JIRA: https://issues.apache.org/jira/browse/HUDI-7947
In streaming processing, there are often scenarios where the table is widened. The current mainstream real-time wide table concatenation is completed through Flink‘s multi-layer join; Flink’s join will cache a large amount of data in the state backend. As the data set increases, the pressure on the Flink task state backend will gradually increase, and may even become unavailable. In multi-layer join scenarios, this problem is more obvious.
1.x also supports partial updates being encoded in logfiles. That should be able to handle this scenario. But even with partial-update, the column families will reduce write amplification on compaction.
So, main gains of clustering columns for wide tables are:
Write performance:
Read performance:
Since the data is already sorted when it is written, the SortMerge method can be used directly to merge the data; compared with the native bucket data reading performance is improved a lot, and the memory consumption is reduced significantly.
Compaction performance:
The logic of compaction and reading is the same. Compaction costs across column families is where there real savings are.
The log merge we can make it pluggable to decide between hash or sort merge - we need to introduce new log headers or standard mechanism for merging to determine if base file or log files are sorted.
Currently, Hudi organizes data according to fileGroup granularity. The fileGroup is further divided into column clusters to introduce the columnFamily concept.
The organizational form of Hudi files is divided according to the following rules:
The data in the partition is divided into buckets according to hash (each bucket maps to a file group); the files in each bucket are divided according to columnFamily; multiple colFamily files in the bucket form a completed fileGroup; when there is only one columnFamily, it degenerates into the native Hudi bucket table.
This feature should be implemented for both Spark and Flink. So, a table written by Flink this way, also can be read by Spark.
After the column family is introduced, the storage structure of the entire Hudi bucket table changes:
The bucket is divided into multiple columnFamilies by column cluster. When columnFamily is 1, it will automatically degenerate into the native bucket table.
After splitting the fileGroup by columnFamily, the naming rules for base files and log files change. We add the cfName suffix at the end of all file names to facilitate Hudi itself to distinguish column families. If it's not present, we assume default column family. So, new file name templates will be as follows:
Also, we should evolve the metadata table files schema to additionally track a column family name.
In the table creation statement, column family division is specified in the options/tblproperties attribute; Column family attributes are specified in key-value mode:
Constraints: The column family list must contain the primary key, and columns contained in different column families cannot overlap except for the primary key. The preCombine field does not need to be specified. If it is not specified, the primary key will be taken by default.
After the table is created, the column family attributes will be persisted to hoodie's metadata for subsequent use.

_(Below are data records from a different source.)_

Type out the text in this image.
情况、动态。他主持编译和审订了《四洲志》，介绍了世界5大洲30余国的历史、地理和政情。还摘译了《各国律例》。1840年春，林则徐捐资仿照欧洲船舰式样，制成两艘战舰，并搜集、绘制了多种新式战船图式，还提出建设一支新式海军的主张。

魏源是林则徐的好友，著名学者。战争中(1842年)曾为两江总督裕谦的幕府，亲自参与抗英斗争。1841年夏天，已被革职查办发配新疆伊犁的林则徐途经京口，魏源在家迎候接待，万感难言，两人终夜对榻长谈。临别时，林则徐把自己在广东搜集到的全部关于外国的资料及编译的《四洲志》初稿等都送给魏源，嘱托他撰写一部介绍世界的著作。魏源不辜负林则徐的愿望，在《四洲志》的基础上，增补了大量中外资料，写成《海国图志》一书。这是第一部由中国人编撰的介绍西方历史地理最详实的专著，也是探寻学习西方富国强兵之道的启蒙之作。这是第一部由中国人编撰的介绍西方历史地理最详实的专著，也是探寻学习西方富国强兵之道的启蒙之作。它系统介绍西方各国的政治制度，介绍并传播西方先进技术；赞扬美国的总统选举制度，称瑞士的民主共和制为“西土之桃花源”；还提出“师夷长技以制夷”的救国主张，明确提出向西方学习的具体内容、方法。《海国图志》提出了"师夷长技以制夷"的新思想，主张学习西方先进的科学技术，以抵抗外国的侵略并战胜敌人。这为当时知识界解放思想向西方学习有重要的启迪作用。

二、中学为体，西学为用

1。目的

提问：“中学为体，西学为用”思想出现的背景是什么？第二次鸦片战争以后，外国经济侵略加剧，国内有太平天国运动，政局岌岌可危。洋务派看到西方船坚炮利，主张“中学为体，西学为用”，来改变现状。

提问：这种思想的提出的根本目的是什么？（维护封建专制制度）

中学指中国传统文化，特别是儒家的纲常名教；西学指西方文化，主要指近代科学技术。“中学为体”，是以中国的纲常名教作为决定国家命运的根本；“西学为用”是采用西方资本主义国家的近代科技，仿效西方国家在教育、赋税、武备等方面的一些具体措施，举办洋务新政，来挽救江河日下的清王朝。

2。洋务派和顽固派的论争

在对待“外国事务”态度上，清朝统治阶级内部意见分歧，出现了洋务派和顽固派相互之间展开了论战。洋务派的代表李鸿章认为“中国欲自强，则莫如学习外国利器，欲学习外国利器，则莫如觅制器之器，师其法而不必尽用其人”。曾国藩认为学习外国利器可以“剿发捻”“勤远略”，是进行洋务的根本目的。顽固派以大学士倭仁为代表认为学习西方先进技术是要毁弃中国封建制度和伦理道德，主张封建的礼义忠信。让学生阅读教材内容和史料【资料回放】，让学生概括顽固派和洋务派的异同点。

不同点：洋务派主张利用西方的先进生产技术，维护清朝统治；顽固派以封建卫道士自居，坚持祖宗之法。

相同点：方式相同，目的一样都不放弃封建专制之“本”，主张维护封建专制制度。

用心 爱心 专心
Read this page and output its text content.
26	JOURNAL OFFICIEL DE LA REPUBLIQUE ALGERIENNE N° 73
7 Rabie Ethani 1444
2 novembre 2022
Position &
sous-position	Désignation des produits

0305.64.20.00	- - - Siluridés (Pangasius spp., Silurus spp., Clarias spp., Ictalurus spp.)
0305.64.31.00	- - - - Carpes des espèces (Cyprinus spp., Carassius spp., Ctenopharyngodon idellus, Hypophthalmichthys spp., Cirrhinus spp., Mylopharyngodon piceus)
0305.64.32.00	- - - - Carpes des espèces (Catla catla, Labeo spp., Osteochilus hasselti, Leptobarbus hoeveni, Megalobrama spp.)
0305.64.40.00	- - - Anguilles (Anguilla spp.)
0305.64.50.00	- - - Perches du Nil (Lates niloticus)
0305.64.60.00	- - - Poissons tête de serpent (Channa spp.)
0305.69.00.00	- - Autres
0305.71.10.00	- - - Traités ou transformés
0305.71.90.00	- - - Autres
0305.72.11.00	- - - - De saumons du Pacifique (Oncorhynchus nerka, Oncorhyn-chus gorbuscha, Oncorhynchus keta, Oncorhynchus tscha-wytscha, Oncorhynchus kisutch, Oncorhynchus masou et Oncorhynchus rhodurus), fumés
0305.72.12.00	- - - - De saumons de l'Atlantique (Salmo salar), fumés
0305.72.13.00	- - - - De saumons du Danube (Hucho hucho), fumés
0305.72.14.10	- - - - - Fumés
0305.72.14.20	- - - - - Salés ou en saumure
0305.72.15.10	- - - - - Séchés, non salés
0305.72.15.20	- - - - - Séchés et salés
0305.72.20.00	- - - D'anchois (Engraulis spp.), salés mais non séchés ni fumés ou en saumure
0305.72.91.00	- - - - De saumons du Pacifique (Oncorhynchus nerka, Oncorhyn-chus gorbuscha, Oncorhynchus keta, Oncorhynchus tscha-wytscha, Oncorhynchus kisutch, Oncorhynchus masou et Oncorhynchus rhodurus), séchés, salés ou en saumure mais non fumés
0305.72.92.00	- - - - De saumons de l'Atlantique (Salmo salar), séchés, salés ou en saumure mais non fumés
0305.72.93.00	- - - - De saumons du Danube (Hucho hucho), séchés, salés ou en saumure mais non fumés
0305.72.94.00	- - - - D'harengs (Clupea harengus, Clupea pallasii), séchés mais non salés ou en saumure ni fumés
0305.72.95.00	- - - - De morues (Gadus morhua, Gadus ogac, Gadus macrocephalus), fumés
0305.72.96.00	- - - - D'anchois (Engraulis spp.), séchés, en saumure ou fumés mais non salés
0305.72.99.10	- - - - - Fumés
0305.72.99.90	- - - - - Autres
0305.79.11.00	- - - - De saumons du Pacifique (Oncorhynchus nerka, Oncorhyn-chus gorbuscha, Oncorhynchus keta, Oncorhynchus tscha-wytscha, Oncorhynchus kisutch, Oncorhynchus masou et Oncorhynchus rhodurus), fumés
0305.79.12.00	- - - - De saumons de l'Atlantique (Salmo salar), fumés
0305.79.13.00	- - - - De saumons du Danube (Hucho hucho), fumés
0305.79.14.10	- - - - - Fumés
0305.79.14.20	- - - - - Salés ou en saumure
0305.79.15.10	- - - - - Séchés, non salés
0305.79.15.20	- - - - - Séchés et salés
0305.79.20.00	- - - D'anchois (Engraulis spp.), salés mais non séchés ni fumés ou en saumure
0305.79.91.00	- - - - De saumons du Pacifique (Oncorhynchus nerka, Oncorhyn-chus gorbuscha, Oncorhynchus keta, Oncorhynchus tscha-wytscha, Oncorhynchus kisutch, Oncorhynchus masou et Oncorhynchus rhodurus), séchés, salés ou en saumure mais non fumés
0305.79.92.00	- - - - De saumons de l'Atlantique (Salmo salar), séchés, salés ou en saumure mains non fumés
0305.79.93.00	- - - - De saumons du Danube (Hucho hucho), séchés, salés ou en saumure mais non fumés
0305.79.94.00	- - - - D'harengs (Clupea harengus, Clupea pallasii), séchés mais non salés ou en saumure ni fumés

Use the SQL alter command to modify the column family attributes and persist it:
Specific steps are as follows:
The Hudi kernel divides the input data according to column families; the data belonging to a certain column family is sorted and directly written to the corresponding column family log file.
Specific steps:
After the table columns are clustered, the writing process includes the process of sorting and splitting the data compared to the original bucket bucketing. A new append interface needs to be introduced to support column families.
Introduce ColumnFamilyAppendHandle extend AppendHandle to implement column family writing.
Hudi internal row reader reading steps:
Since the data read by each familyReader is sorted by the primary key, the row reader merges the data read by each familyReader in the form of sortMergeJoin and returns the complete data.
The entire reading process involves a large amount of data merging, but because the data itself is sorted, the memory consumption of the entire merging process is very low and the merging is fast. Compared with Hudi's native merging method, the memory pressure and the merging time are significantly reduced.
Extend Hudi‘s compaction schedule module to merge each column family’s own base file and log file:
Extend Hudi's compaction schedule module to merge and update all column families in the entire table.
After merging at the column family level, multiple column families are finally merged into a complete row and saved.
Full compaction will be optional, only column family level compaction is required.
Different users might need different columns, some might need columns come from multiple column families, some might need columns from only one column family. It's better to allow users to choose whether enable full compaction or not.
Besides, after full compaction, projection on the reader side is less efficient because the projection could only be based on the full parquet file with all complete fields instead of based on column family names.
ColumnFamily can be used not only in ML scenarios and AI feature table, but also can be used to simulate multi-stream join and concatenation of wide tables. 。 In simulation of multi-stream join scenario, Hudi should produce complete rows, so full compaction is needed in this case.
This feature itself is a brand-new feature. If you don’t actively turn it on, you will not be able to reach the logic of the column families.
Business behavior compatibility: No impact, this function will not be actively turned on, and column family logic will not be enabled.
Syntax compatibility: No impact, the column family attributes are in the table attributes and are executed through SQL standard syntax.
Compatibility of data type processing methods: No impact, this design will not modify the bottom-level data field format.